Jakarta, CNN Indonesia —
Digitalisasi diperkirakan akan terus tumbuh di Asia Tenggara, bahkan diperkirakan 15 persen pendapatan perusahaan di Asia Tenggara akan berasal dari produk dan layanan digital di 2023.
International Data Corporation (IDC) memprediksikan pada 2023, ekosistem digital akan menguasai Asia Tenggara, karena satu dari tiga perusahaan akan menghasilkan lebih dari 15 persen pendapatannya dari produk dan layanan digital, persentase ini meningkat dari hanya satu dari enam perusahaan di 2020.
Menurut IDC, beberapa area yang menjadi prioritas negara-negara di Asia Tenggara untuk mendorong ekonomi digital mereka di antaranya adalah menjadi perusahaan yang mengandalkan data dalam pengambilan keputusan, melakukan akselerasi layanan digital, beroperasi secara otonom atau tanpa campur tangan manusia, mengutamakan kualitas pada seluruh interaksi dengan pelanggan atau omni-experience, serta modernisasi rantai pasokan.
Dengan demikian, upaya untuk meningkatkan pendapatan dari produk dan layanan digital ini turut meningkatkan peran salah satu bidang teknologi, yakni cloud. Teknologi cloud dinilai sangat berguna bagi kelangsungan dan ketahanan bisnis organisasi-organisasi di Asia Tenggara untuk bersaing di dunia yang mengutamakan sektor digital.

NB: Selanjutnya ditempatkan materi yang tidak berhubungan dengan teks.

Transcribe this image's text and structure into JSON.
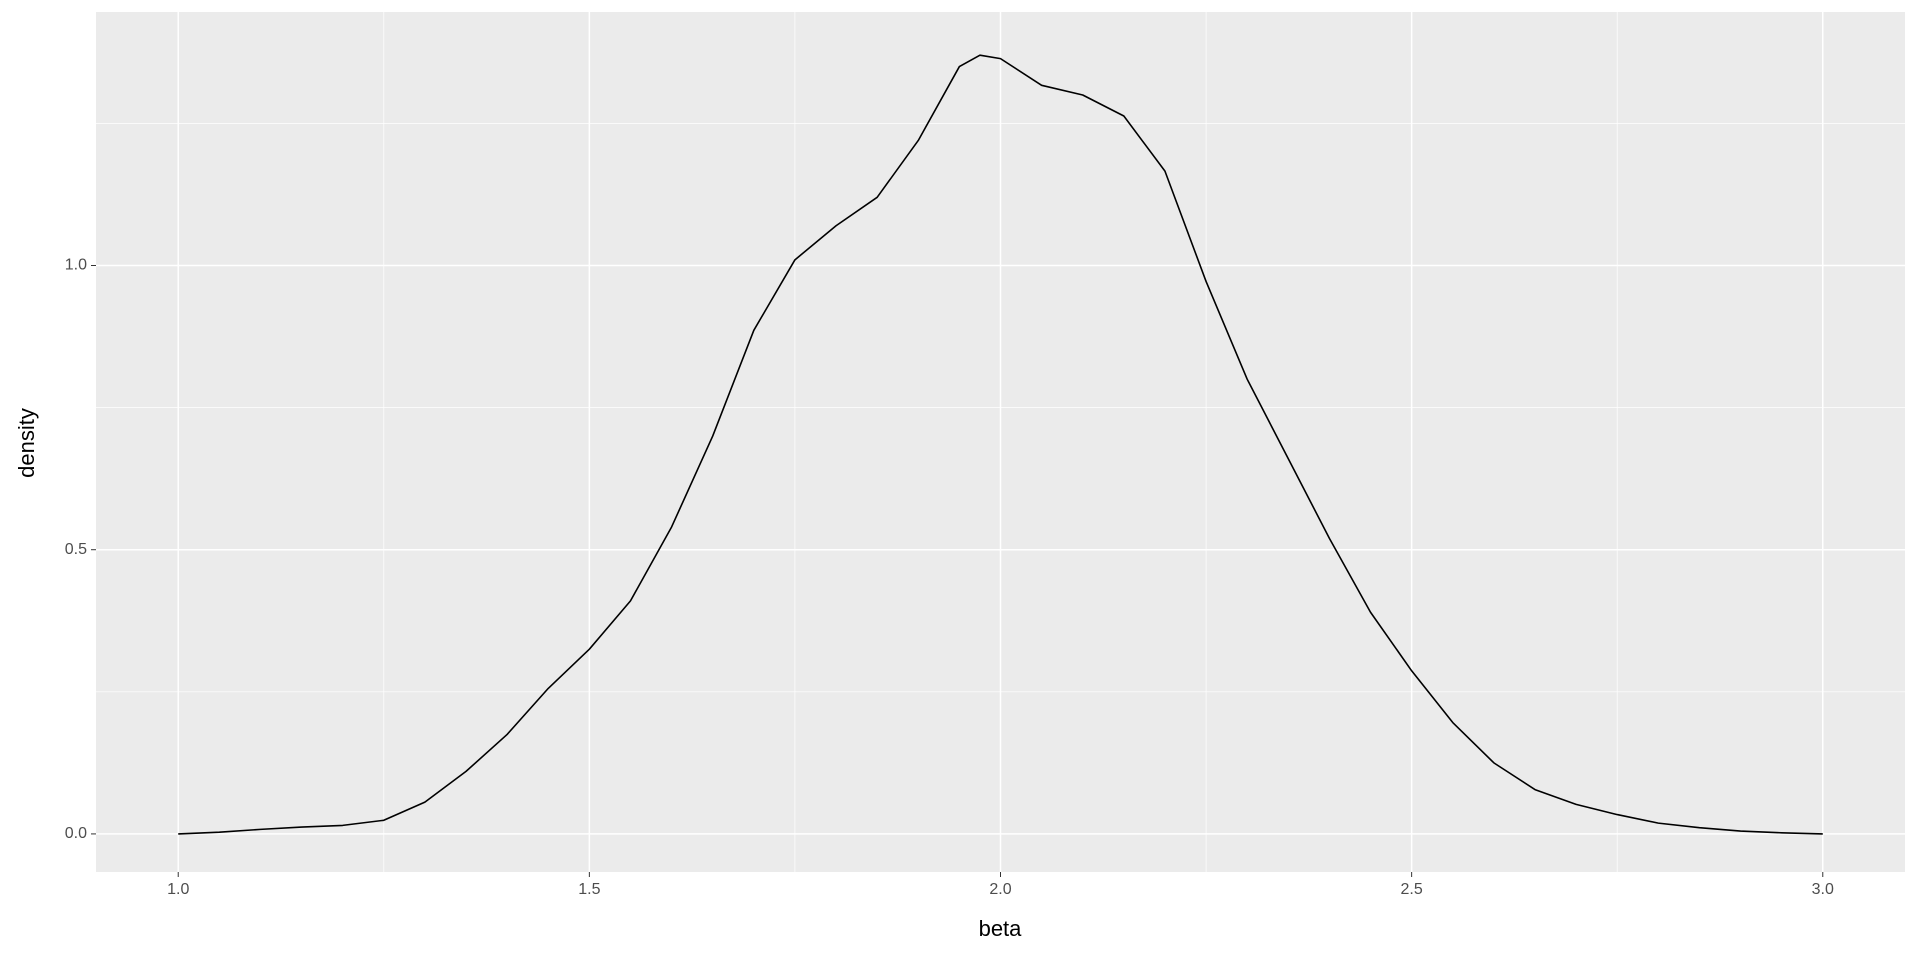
{
  "chart_data": {
    "type": "line",
    "x_label": "beta",
    "y_label": "density",
    "x": [
      1.0,
      1.05,
      1.1,
      1.15,
      1.2,
      1.25,
      1.3,
      1.35,
      1.4,
      1.45,
      1.5,
      1.55,
      1.6,
      1.65,
      1.7,
      1.75,
      1.8,
      1.85,
      1.9,
      1.95,
      1.975,
      2.0,
      2.05,
      2.1,
      2.15,
      2.2,
      2.25,
      2.3,
      2.35,
      2.4,
      2.45,
      2.5,
      2.55,
      2.6,
      2.65,
      2.7,
      2.75,
      2.8,
      2.85,
      2.9,
      2.95,
      3.0
    ],
    "series": [
      {
        "color": "#000000",
        "values": [
          0,
          0.003,
          0.008,
          0.012,
          0.015,
          0.024,
          0.056,
          0.11,
          0.175,
          0.256,
          0.325,
          0.41,
          0.54,
          0.7,
          0.886,
          1.01,
          1.07,
          1.12,
          1.22,
          1.35,
          1.37,
          1.364,
          1.317,
          1.3,
          1.263,
          1.166,
          0.972,
          0.8,
          0.66,
          0.52,
          0.39,
          0.287,
          0.196,
          0.125,
          0.078,
          0.052,
          0.034,
          0.019,
          0.011,
          0.005,
          0.002,
          0
        ]
      }
    ],
    "xlim": [
      0.9,
      3.1
    ],
    "ylim": [
      -0.067,
      1.446
    ],
    "xticks": [
      {
        "value": 1,
        "label": "1.0"
      },
      {
        "value": 1.5,
        "label": "1.5"
      },
      {
        "value": 2,
        "label": "2.0"
      },
      {
        "value": 2.5,
        "label": "2.5"
      },
      {
        "value": 3,
        "label": "3.0"
      }
    ],
    "yticks": [
      {
        "value": 0,
        "label": "0.0"
      },
      {
        "value": 0.5,
        "label": "0.5"
      },
      {
        "value": 1,
        "label": "1.0"
      }
    ],
    "x_minor_ticks": [
      1.25,
      1.75,
      2.25,
      2.75
    ],
    "y_minor_ticks": [
      0.25,
      0.75,
      1.25
    ],
    "grid": true,
    "panel_color": "#ebebeb"
  }
}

Pada WW Public Cloud Services Tracker 2021, IDC memperkirakan pasar Layanan Public Cloud di seluruh Asia Tenggara diperkirakan akan tumbuh dan mencapai US$11 miliar pada 2025 dengan tingkat pertumbuhan tahunan gabungan (CAGR) lima tahun sebesar 21,5 persen.
Salah satu faktor yang membuat digitalisasi terus tumbuh adalah pandemi Covid-19. Pandemi COVID-19 membuat semakin banyak perusahaan yang memindahkan mission-critical workloads mereka ke layanan public cloud.
Selain itu, pemerintah di negara-negara Asia Tenggara juga membuka kesempatan bagi para pelaku industri yang sudah teregulasi seperti finansial, asuransi, layanan kesehatan, sektor publik, energi, telekomunikasi, dan manufaktur untuk mengadopsi penggunaan public cloud.
Proses adopsi hybrid dan multicloud juga disebut semakin cepat karena perusahaan memiliki akses ke produk-produk yang lebih baik untuk melakukan integrasi data serta interoperabilitas aplikasi pada beberapa cloud.
Menurut survey IDC, lebih dari 60 persen organisasi di Indonesia, Malaysia, dan Singapura telah memprioritaskan program-program yang terkait dengan ketahanan infrastruktur digital. Hal tersebut dilakukan untuk merespon kondisi yang serba tidak pasti akibat ketegangan geopolitik, inflasi, gangguan rantai pasokan, dan usaha penanggulangan pandemi COVID-19 yang masih berlangsung.
Lebih lanjut, IDC juga menemukan sebanyak 76 persen organisasi di Asia-Pasifik terindikasi akan melakukan peningkatan layanan cloud dalam 12 bulan mendatang.
Dari angka tersebut, peningkatan sebesar 81 persen ditunjukkan organisasi-organisasi di Indonesia, 86 persen di Malaysia, 88 persen di Filipina, dan 92 persen di Thailand.
Angka tersebut menunjukkan peningkatan penggunaan layanan cloud yang lebih tinggi dari angka rata-rata regional.
“Lebih banyak perusahaan yang akan mencari cara untuk merancang strategi cloud mereka, sekaligus cara untuk menggunakan layanan cloud secara lebih efektif, seiring dengan perkembangan layanan cloud pada berbagai sektor industri di kawasan Asia Tenggara,” ujar Prapussorn Pechkaew, Research Manager, IDC Thailand dalam sebuah keterangan, Selasa (23/8).